Italians are all born film actors [and] were quite hands-on about the whole thing.... Wyler would say, “Good, that's it, print it.” They might say, “No, no, no, let's have another one.” Or Wyler would say, “Let's do it again,” and they'd say, “No, no,
molto bene
!”—they wanted to print that one. And Wyler usually followed their advice.
50
The single most famous scene in
Roman Holiday
is the one in which Peck and Hepburn dare each other to stick a hand inside the mouth of an ancient Roman cave dragon: To get a spontaneous reaction, Peck resorted to an old vaudeville trick—drawing his hand up into his cuff so that it looked severed. Unforewarned, Audrey reacted perfectly, with a shriek. “It was the only scene Wyler ever did in one take,” she said.
51
Peck recalls “a girl who was good at everything except shedding tears—wacky and funny, a very lovable girl who was always making faces and doing backflips and clowning around. But when it came to a poignant scene, she couldn't find that within herself; she just couldn't find the right kind of emotion.”
52
He was referring to one of the most touching final scenes in which the princess must leave the journalist and return to royal imprisonment.

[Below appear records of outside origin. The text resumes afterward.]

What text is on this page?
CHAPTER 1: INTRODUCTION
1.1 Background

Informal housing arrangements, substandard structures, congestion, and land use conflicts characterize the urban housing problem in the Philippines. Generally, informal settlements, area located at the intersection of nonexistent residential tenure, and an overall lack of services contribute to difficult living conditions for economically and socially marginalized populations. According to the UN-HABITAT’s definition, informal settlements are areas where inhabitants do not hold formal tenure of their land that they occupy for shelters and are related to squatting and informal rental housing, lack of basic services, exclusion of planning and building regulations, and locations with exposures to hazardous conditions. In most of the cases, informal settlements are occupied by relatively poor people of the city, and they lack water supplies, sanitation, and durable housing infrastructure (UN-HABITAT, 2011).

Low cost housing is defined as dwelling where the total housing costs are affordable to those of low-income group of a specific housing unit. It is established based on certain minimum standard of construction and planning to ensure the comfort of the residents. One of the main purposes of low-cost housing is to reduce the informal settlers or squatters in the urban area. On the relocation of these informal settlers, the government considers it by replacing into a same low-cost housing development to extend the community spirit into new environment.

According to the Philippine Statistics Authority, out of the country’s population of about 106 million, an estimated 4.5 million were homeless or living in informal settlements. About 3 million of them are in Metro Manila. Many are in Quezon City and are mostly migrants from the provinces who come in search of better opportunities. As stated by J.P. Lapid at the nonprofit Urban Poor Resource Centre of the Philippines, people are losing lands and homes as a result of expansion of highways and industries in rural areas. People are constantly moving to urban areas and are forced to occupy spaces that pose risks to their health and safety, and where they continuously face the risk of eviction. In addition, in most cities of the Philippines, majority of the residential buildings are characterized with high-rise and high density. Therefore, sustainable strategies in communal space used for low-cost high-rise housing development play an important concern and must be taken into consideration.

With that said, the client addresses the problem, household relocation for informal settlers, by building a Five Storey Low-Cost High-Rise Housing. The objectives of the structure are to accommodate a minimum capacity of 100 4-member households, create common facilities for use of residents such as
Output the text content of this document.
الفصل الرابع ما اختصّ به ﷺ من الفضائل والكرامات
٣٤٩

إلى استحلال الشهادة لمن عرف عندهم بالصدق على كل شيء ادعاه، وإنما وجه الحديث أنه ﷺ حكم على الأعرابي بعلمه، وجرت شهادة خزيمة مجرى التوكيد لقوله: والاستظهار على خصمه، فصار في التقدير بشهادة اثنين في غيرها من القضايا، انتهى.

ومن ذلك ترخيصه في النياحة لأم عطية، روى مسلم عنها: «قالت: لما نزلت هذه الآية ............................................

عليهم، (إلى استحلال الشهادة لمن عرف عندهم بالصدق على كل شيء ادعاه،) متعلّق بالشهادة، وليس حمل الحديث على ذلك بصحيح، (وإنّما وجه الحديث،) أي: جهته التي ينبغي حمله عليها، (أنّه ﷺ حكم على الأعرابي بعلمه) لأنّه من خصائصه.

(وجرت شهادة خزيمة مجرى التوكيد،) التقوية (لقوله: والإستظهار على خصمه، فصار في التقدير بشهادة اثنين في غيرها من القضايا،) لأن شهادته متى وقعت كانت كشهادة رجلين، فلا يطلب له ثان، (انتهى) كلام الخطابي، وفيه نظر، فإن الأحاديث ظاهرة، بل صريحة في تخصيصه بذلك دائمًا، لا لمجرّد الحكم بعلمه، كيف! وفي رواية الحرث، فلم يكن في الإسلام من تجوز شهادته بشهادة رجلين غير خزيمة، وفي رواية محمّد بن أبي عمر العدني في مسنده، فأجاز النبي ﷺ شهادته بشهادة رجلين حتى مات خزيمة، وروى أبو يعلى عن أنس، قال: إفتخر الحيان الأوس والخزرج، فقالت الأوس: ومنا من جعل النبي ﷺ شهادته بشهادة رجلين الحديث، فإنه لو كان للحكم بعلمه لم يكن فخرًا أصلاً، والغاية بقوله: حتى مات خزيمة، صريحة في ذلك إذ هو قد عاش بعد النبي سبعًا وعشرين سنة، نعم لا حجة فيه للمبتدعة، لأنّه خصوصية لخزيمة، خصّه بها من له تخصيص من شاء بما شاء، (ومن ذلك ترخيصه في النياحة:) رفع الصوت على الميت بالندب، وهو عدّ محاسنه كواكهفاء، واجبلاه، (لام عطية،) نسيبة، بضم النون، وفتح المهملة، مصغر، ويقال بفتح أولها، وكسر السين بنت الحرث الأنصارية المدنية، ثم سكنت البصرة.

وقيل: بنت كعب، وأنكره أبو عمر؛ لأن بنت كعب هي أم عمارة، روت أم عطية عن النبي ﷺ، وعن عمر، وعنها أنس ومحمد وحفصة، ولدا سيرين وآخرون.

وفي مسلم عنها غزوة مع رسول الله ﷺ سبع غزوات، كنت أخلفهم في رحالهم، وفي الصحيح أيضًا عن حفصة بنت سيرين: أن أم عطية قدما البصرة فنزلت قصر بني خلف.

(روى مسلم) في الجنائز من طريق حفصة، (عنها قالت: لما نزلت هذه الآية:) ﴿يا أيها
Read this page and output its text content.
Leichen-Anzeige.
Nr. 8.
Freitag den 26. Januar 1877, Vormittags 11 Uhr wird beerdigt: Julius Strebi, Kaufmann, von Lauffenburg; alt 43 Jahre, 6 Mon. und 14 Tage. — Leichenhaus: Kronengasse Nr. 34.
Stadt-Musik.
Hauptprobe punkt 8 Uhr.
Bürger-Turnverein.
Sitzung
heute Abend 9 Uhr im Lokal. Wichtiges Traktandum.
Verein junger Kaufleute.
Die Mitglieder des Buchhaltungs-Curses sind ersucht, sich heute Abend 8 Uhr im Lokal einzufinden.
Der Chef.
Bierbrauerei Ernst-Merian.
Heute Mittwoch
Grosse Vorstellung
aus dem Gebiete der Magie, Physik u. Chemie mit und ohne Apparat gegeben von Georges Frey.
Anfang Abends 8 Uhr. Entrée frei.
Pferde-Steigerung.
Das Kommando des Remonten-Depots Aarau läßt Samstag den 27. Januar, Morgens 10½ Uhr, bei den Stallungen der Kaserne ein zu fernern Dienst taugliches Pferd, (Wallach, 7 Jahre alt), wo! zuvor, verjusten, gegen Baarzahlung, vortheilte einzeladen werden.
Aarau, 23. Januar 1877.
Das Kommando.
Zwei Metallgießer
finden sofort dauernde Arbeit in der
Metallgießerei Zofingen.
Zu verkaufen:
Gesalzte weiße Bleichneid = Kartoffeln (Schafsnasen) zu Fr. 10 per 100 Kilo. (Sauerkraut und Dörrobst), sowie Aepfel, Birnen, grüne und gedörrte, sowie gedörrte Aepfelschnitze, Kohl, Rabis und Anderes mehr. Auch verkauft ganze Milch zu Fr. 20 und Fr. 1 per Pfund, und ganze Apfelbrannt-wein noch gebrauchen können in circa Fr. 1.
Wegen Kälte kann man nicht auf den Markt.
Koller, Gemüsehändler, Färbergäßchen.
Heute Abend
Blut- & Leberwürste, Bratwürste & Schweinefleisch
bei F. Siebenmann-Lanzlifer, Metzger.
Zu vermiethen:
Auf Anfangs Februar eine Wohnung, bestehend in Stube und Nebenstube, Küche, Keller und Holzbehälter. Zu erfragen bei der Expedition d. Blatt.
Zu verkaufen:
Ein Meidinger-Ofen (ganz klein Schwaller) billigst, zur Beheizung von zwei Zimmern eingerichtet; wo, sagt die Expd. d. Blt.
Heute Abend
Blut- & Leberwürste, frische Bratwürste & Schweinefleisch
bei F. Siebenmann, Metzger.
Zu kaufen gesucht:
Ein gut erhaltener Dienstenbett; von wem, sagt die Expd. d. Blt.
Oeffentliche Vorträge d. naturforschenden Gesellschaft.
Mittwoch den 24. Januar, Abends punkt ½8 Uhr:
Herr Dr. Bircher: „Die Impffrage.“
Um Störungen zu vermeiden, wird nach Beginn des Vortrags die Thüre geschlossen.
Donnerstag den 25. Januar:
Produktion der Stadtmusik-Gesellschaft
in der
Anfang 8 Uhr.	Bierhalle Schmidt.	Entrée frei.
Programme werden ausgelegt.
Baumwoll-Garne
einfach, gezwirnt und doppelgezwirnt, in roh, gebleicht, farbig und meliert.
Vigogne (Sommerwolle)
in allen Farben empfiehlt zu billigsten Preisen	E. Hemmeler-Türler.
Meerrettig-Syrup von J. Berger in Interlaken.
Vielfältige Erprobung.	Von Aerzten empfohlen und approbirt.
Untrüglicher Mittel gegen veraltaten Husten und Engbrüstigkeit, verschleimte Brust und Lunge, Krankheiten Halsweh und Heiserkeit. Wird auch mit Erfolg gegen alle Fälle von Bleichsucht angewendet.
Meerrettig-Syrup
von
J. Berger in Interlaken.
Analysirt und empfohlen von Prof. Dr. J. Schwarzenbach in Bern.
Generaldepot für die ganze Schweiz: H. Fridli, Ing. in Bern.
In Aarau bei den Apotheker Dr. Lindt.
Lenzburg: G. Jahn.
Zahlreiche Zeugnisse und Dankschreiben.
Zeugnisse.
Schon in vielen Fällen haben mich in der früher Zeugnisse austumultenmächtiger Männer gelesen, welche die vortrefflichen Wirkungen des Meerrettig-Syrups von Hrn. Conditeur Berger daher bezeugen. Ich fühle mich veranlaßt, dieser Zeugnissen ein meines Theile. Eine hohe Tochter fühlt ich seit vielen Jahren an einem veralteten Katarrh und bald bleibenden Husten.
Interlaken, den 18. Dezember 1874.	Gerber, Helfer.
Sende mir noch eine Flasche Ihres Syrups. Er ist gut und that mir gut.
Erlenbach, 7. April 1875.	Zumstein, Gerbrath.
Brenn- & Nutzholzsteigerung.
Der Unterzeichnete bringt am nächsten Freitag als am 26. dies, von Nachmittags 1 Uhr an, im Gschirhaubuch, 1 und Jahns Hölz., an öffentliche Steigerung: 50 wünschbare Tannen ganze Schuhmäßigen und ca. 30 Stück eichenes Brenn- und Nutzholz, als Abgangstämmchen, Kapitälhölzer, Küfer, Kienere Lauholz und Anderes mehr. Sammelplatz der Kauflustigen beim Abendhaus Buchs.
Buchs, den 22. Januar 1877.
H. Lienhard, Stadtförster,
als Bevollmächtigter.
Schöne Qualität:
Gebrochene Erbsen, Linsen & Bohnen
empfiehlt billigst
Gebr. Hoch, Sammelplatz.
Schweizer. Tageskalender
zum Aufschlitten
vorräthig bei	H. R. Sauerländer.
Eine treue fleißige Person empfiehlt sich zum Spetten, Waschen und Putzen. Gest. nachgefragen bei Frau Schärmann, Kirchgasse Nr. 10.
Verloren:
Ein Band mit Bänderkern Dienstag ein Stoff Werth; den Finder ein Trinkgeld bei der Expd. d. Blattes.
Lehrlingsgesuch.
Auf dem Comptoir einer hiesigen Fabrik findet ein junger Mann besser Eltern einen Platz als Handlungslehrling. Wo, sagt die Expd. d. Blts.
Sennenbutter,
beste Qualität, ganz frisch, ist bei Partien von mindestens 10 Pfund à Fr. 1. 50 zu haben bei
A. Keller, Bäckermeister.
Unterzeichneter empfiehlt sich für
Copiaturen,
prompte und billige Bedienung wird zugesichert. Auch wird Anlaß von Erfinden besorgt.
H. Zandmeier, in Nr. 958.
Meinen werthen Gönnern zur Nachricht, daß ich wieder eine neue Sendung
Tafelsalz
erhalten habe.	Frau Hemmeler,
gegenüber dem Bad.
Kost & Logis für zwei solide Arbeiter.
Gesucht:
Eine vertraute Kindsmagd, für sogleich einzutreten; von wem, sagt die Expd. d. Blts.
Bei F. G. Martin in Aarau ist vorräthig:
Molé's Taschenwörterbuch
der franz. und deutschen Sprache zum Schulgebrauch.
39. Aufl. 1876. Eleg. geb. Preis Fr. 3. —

“I don't know how to say goodbye,” she says. “I can't think of any words.”
“Don't try,” he replies, as the music swells.
It seemed straightforward, but “I had no idea how to come by those tears,” Audrey recalled. “The night was getting longer and longer, and Willy was waiting. Out of the blue, he came over and gave me hell. ‘We can't stay here all night. Can't you cry, for God's sake?' He'd never spoken to me like that, ever, during the picture. He'd been so nice and gentle. I broke into such sobs and he shot the scene and that was it. Afterwards he said, ‘I'm sorry, but I had to get you to do it somehow.'”
53
Years later, when a BBC interviewer asked how much she had learned from Wyler, Audrey replied, “I'd say almost everything. His attitude was that only simplicity and the truth count. It has to come from the inside. You can't fake it. That is something I long remembered.”
Then and thereafter, Audrey did not watch the rushes, but Wyler did: “She was every eager young girl who has ever come to Rome for the first time and I, crusty veteran that I was, felt tears in my eyes watching her. Audrey was the spirit of youth—and I knew that very soon the entire world would fall in love with her, as all of us on the picture did.”
54
Gregory Peck was first among them. “It was my good luck,” he said, “during that wonderful summer in Rome, to be the first of her screen fellows, to hold out my hand, and help her keep her balance as she did her spins and pirouettes. Those months [were] probably the happiest experience I ever had making movies.”
55
Peck, her screen lover, was friendly with James Hanson, her offscreen lover, who was present and accounted for on the
Roman Holiday
set. “I was able to spend time with her in the flat that the company found for her and her mother on the Via Boncompagni,” says Hanson. “They would do shots of Audrey, and Greg would be in a trailer waiting to do his stuff. He and I would go into the Caffé Greco on the Via Condotti and play gin rummy for hours. I enjoyed being there, encouraging her and watching her. We were going to be married as soon as Roman Holiday was finished. All the plans were made.”